Under the old system, losses on share disposals could also be offset against gains, effectively reducing an individual's tax liability. The basis for such offset has also been changed, allowing losses to be deducted only from gains before these are subject to tapering relief. The net effect is to reduce the value of this allowance.

New rules on bed-and-breakfast impose a min- imum 30-day limit on re- investment into shares previously held and disposed of in the same year. Bed and breakfasting was used in two ways to reduce CGT bills.

Firstly, it allowed investors to "use up" the annual exemption, while keeping the same portfolio of shares. Secondly, it allowed them to "re- base" the price of these shares at a higher value, without paying tax on gains.

Of all the changes to CGT made in the Budget, this has provoked most controversy among stockbrokers and tax advisors.

Bryan Johnston, of the stockbrokers Bell, Lawrie, White & Co, says: "It will result in tram-line investing; selling one lot of shares and buying another, both in the same industry sector, both heading in the same direction."

Brokers are already working on ways round the abolition of bed and breakfast.

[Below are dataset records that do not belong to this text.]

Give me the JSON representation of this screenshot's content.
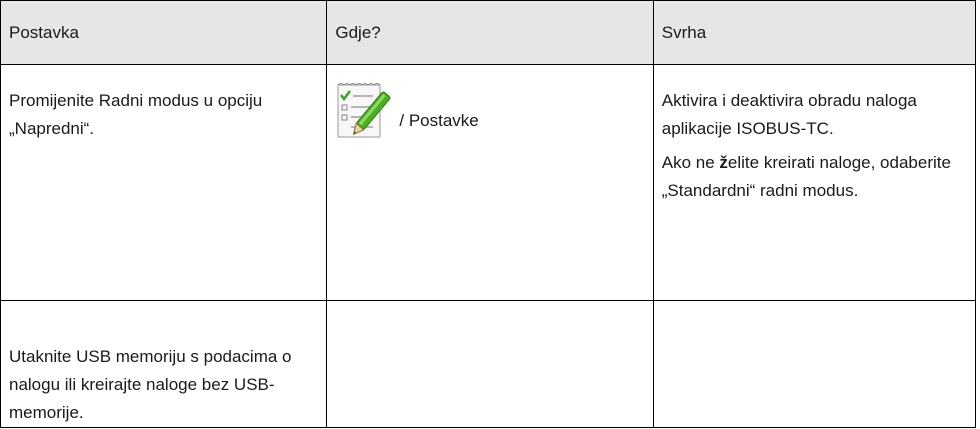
{
  "table": {
    "headers": [
      "Postavka",
      "Gdje?",
      "Svrha"
    ],
    "row1": {
      "setting": "Promijenite Radni modus u opciju „Napredni“.",
      "where_icon": "task-checklist-icon",
      "where_text": "/ Postavke",
      "purpose_p1": "Aktivira i deaktivira obradu naloga aplikacije ISOBUS-TC.",
      "purpose_p2_start": "Ako ne ",
      "purpose_p2_bold": "ž",
      "purpose_p2_rest": "elite kreirati naloge, odaberite „Standardni“ radni modus."
    },
    "row2": {
      "setting": "Utaknite USB memoriju s podacima o nalogu ili kreirajte naloge bez USB-memorije.",
      "where_text": "",
      "purpose": ""
    }
  },
  "colors": {
    "header_bg": "#e6e6e6",
    "border": "#000000",
    "icon_green": "#4caf1f"
  }
}
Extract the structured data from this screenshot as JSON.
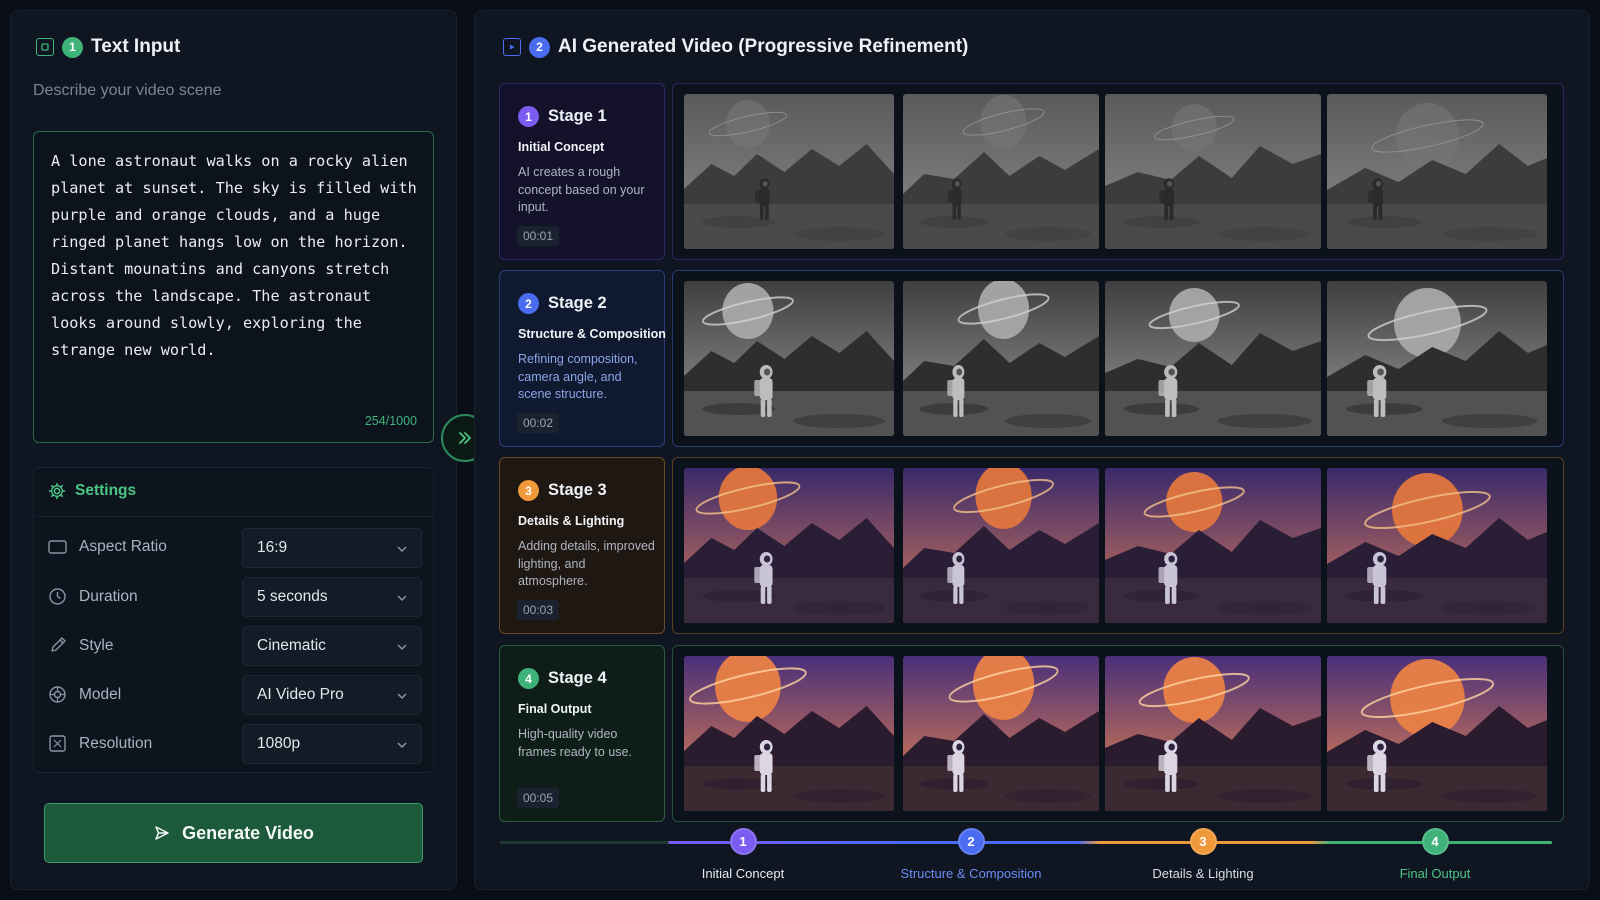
{
  "left_panel": {
    "title": "Text Input",
    "step_number": "1",
    "subtitle": "Describe your video scene",
    "prompt_text": "A lone astronaut walks on a rocky alien\nplanet at sunset. The sky is filled with\npurple and orange clouds, and a huge\nringed planet hangs low on the horizon.\nDistant mounatins and canyons stretch\nacross the landscape. The astronaut\nlooks around slowly, exploring the\nstrange new world.",
    "char_count": "254/1000"
  },
  "settings": {
    "title": "Settings",
    "rows": [
      {
        "label": "Aspect Ratio",
        "value": "16:9",
        "icon": "aspect-ratio-icon"
      },
      {
        "label": "Duration",
        "value": "5 seconds",
        "icon": "clock-icon"
      },
      {
        "label": "Style",
        "value": "Cinematic",
        "icon": "brush-icon"
      },
      {
        "label": "Model",
        "value": "AI Video Pro",
        "icon": "model-icon"
      },
      {
        "label": "Resolution",
        "value": "1080p",
        "icon": "resolution-icon"
      }
    ]
  },
  "generate_button": {
    "label": "Generate Video",
    "icon": "send-icon"
  },
  "right_panel": {
    "title": "AI Generated Video (Progressive Refinement)",
    "step_number": "2"
  },
  "stages": [
    {
      "number": "1",
      "title": "Stage 1",
      "name": "Initial Concept",
      "desc": "AI creates a rough concept based on your input.",
      "time": "00:01",
      "accent": "#7b5cf0"
    },
    {
      "number": "2",
      "title": "Stage 2",
      "name": "Structure & Composition",
      "desc": "Refining composition, camera angle, and scene structure.",
      "time": "00:02",
      "accent": "#4a6cf0"
    },
    {
      "number": "3",
      "title": "Stage 3",
      "name": "Details & Lighting",
      "desc": "Adding details, improved lighting, and atmosphere.",
      "time": "00:03",
      "accent": "#f0993a"
    },
    {
      "number": "4",
      "title": "Stage 4",
      "name": "Final Output",
      "desc": "High-quality video frames ready to use.",
      "time": "00:05",
      "accent": "#3fb27a"
    }
  ],
  "timeline": [
    {
      "number": "1",
      "label": "Initial Concept",
      "color": "#7b5cf0",
      "text_color": "#e6ebf2"
    },
    {
      "number": "2",
      "label": "Structure & Composition",
      "color": "#4a6cf0",
      "text_color": "#6d8cf5"
    },
    {
      "number": "3",
      "label": "Details & Lighting",
      "color": "#f0993a",
      "text_color": "#d9dee6"
    },
    {
      "number": "4",
      "label": "Final Output",
      "color": "#3fb27a",
      "text_color": "#4cc585"
    }
  ],
  "colors": {
    "green_accent": "#3fb27a",
    "purple": "#7b5cf0",
    "blue": "#4a6cf0",
    "orange": "#f0993a"
  }
}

Last week, there were reports that stockbroker Charles Schwab & Co is developing a product based on share derivatives designed to allow investors to re-invest into the same shares after 30 days without loss.

IG Index, the city's bookmaker, has already launched a betting system which allows someone selling shares to bet on their going up or down in value over the 30-day period. IG Index's managing director, Stuart Wheeler, argues that "anyone could use this".

Angela Knight, of the Association of Private Client Investment Managers and Stockbrokers, is less sure. "The development of these new products based on derivatives, or intended to hedge risk for investors over the 30-day period before they go back into favourite shares, can only be risky and expensive," she says.

Elsewhere, Brian Dunk, a director of chartered accountants Coopers & Lybrand, doubts whether the changes have done much to improve the lot of private investors.

He argues: "It's easy to build-up a CGT liability in a portfolio and be locked into particular investments as a result. But portfolio managers are more focused on the quality of investment than tax issues. Changes to the tax should have given more flexibility."

Another Budget change will hit savers who have built up holdings in single companies over a long period of time. Under the old rules, purchase prices for these could be "pooled" at an average cost price. After 6 April, disposals from a "pool" will be treated on a last in, first out basis, and taxed accordingly.

This means that if you have built up a shareholding over, say, a 10-year period, buying some within two years of disposal, you will incur the maximum tax rate payable under the tapering relief.

One major consequence of these changes is to make unit and investment trusts more attractive than share portfolios to individual savers. Shareholdings within these collective investments can be bought and sold by managers without a CGT liability arising for investors, until they finally dispose of the trust.

By contrast, individually held share portfolios may be subject to tax whenever disposals take place.

Bed-and-PEPing, the practice of realising gains within the exemption limit and re- investing them in to a tax-free PEP, will continue and the same should be possible after the introduction of ISAs.

With annual contribution limits to ISAs at pounds 7,000 for the tax year 1999/2000 and pounds 5,000 thereafter, many expect a rush into the new accounts.